The properties of tribochemical films play an important, or even the key, role with respect to friction in boundary lubrication. While their chemical behavior has already been widely studied, their mechanical properties are much less well understood. However, their nanoscale mechanical properties and behavior may reveal important information about a correlation with the macroscopic friction behavior. In this investigation, we looked at steel, a-C:H and Si-DLC in contact with steel lubricated using two commercial oils containing different amount of SAPS additives (E6 and E7 grade) and a mineral base oil containing the ZDDP additive. The tribofilms were characterized using an atomic force microscope with seven different parameters, i.e., the topography (features morphology), tribofilm surface coverage, nano-roughness, adhesion, film thickness, lateral force, i.e., nanoscale friction, and the film stiffness through force modulation.
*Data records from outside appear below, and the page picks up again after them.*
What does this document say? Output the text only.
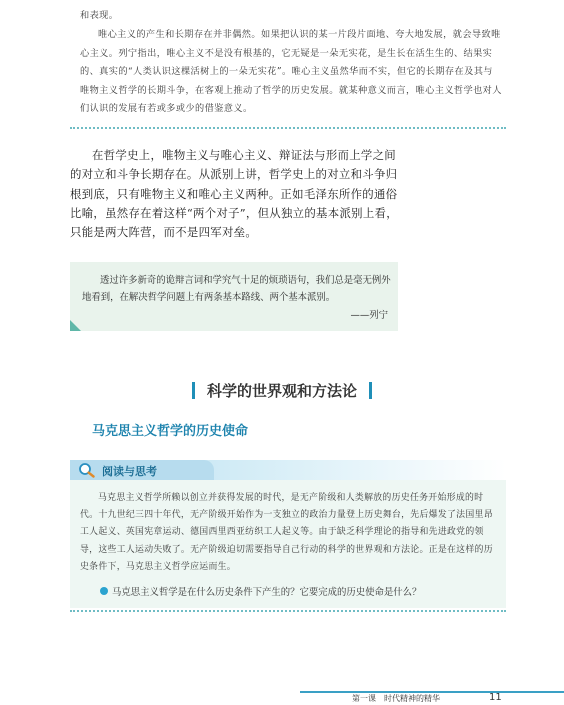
和表现。

唯心主义的产生和长期存在并非偶然。如果把认识的某一片段片面地、夸大地发展，就会导致唯心主义。列宁指出，唯心主义不是没有根基的，它无疑是一朵无实花，是生长在活生生的、结果实的、真实的“人类认识这棵活树上的一朵无实花”。唯心主义虽然华而不实，但它的长期存在及其与唯物主义哲学的长期斗争，在客观上推动了哲学的历史发展。就某种意义而言，唯心主义哲学也对人们认识的发展有若或多或少的借鉴意义。

在哲学史上，唯物主义与唯心主义、辩证法与形而上学之间的对立和斗争长期存在。从派别上讲，哲学史上的对立和斗争归根到底，只有唯物主义和唯心主义两种。正如毛泽东所作的通俗比喻，虽然存在着这样“两个对子”，但从独立的基本派别上看，只能是两大阵营，而不是四军对垒。

透过许多新奇的诡辩言词和学究气十足的烦琐语句，我们总是毫无例外地看到，在解决哲学问题上有两条基本路线、两个基本派别。

——列宁
科学的世界观和方法论
马克思主义哲学的历史使命
阅读与思考

马克思主义哲学所赖以创立并获得发展的时代，是无产阶级和人类解放的历史任务开始形成的时代。十九世纪三四十年代，无产阶级开始作为一支独立的政治力量登上历史舞台，先后爆发了法国里昂工人起义、英国宪章运动、德国西里西亚纺织工人起义等。由于缺乏科学理论的指导和先进政党的领导，这些工人运动失败了。无产阶级迫切需要指导自己行动的科学的世界观和方法论。正是在这样的历史条件下，马克思主义哲学应运而生。

马克思主义哲学是在什么历史条件下产生的？它要完成的历史使命是什么？
第一课　时代精神的精华	11
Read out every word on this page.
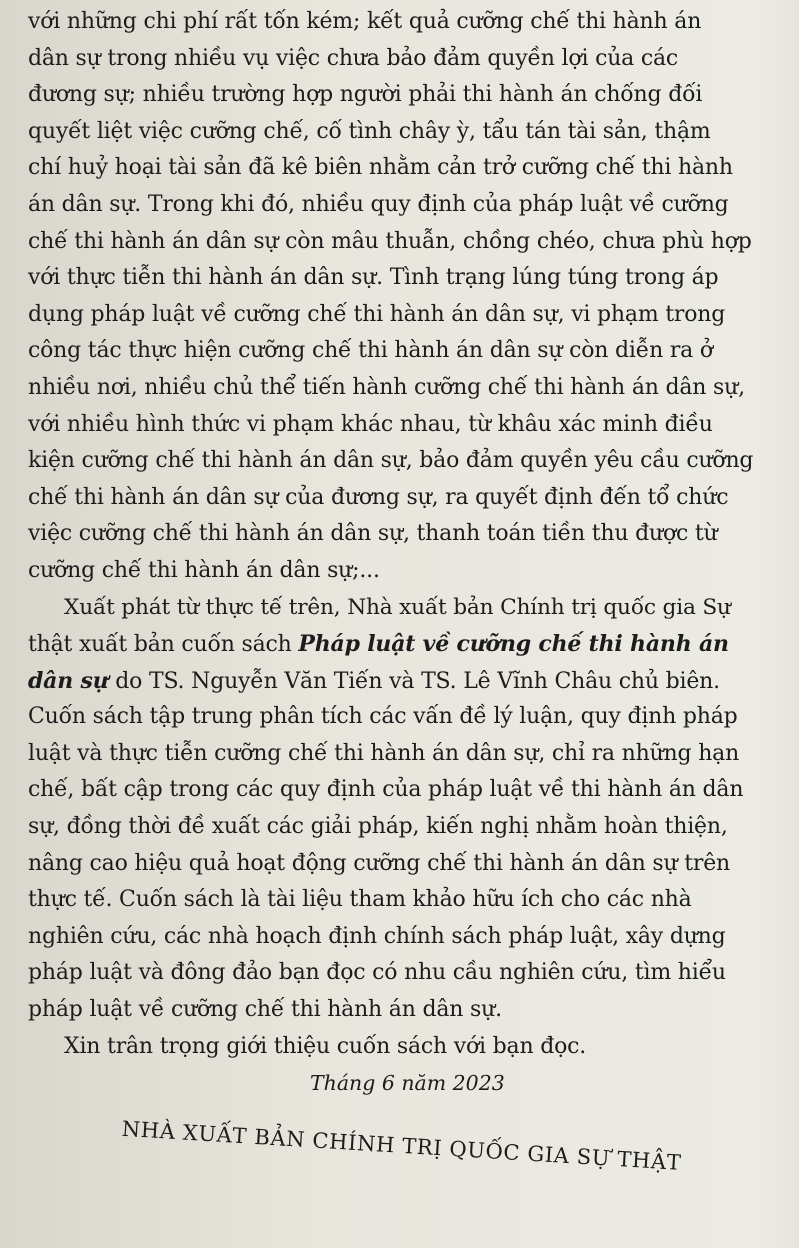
với những chi phí rất tốn kém; kết quả cưỡng chế thi hành án
dân sự trong nhiều vụ việc chưa bảo đảm quyền lợi của các
đương sự; nhiều trường hợp người phải thi hành án chống đối
quyết liệt việc cưỡng chế, cố tình chây ỳ, tẩu tán tài sản, thậm
chí huỷ hoại tài sản đã kê biên nhằm cản trở cưỡng chế thi hành
án dân sự. Trong khi đó, nhiều quy định của pháp luật về cưỡng
chế thi hành án dân sự còn mâu thuẫn, chồng chéo, chưa phù hợp
với thực tiễn thi hành án dân sự. Tình trạng lúng túng trong áp
dụng pháp luật về cưỡng chế thi hành án dân sự, vi phạm trong
công tác thực hiện cưỡng chế thi hành án dân sự còn diễn ra ở
nhiều nơi, nhiều chủ thể tiến hành cưỡng chế thi hành án dân sự,
với nhiều hình thức vi phạm khác nhau, từ khâu xác minh điều
kiện cưỡng chế thi hành án dân sự, bảo đảm quyền yêu cầu cưỡng
chế thi hành án dân sự của đương sự, ra quyết định đến tổ chức
việc cưỡng chế thi hành án dân sự, thanh toán tiền thu được từ
cưỡng chế thi hành án dân sự;...
Xuất phát từ thực tế trên, Nhà xuất bản Chính trị quốc gia Sự
thật xuất bản cuốn sách Pháp luật về cưỡng chế thi hành án
dân sự do TS. Nguyễn Văn Tiến và TS. Lê Vĩnh Châu chủ biên.
Cuốn sách tập trung phân tích các vấn đề lý luận, quy định pháp
luật và thực tiễn cưỡng chế thi hành án dân sự, chỉ ra những hạn
chế, bất cập trong các quy định của pháp luật về thi hành án dân
sự, đồng thời đề xuất các giải pháp, kiến nghị nhằm hoàn thiện,
nâng cao hiệu quả hoạt động cưỡng chế thi hành án dân sự trên
thực tế. Cuốn sách là tài liệu tham khảo hữu ích cho các nhà
nghiên cứu, các nhà hoạch định chính sách pháp luật, xây dựng
pháp luật và đông đảo bạn đọc có nhu cầu nghiên cứu, tìm hiểu
pháp luật về cưỡng chế thi hành án dân sự.
Xin trân trọng giới thiệu cuốn sách với bạn đọc.
Tháng 6 năm 2023
NHÀ XUẤT BẢN CHÍNH TRỊ QUỐC GIA SỰ THẬT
The results confirmed the formation of tribofilms on all the selected coatings and showed that the film formation and its nanoscale properties are dependent on the coating and the additive. Two distinctive groups of parameters were identified: one closely related to the surface energy of the materials and the other clearly distinguishing the DLC coatings from the steel. The adhesion and tribofilm thickness were found to correlate directly with the macroscopic friction, while the other parameters have higher-order dependences.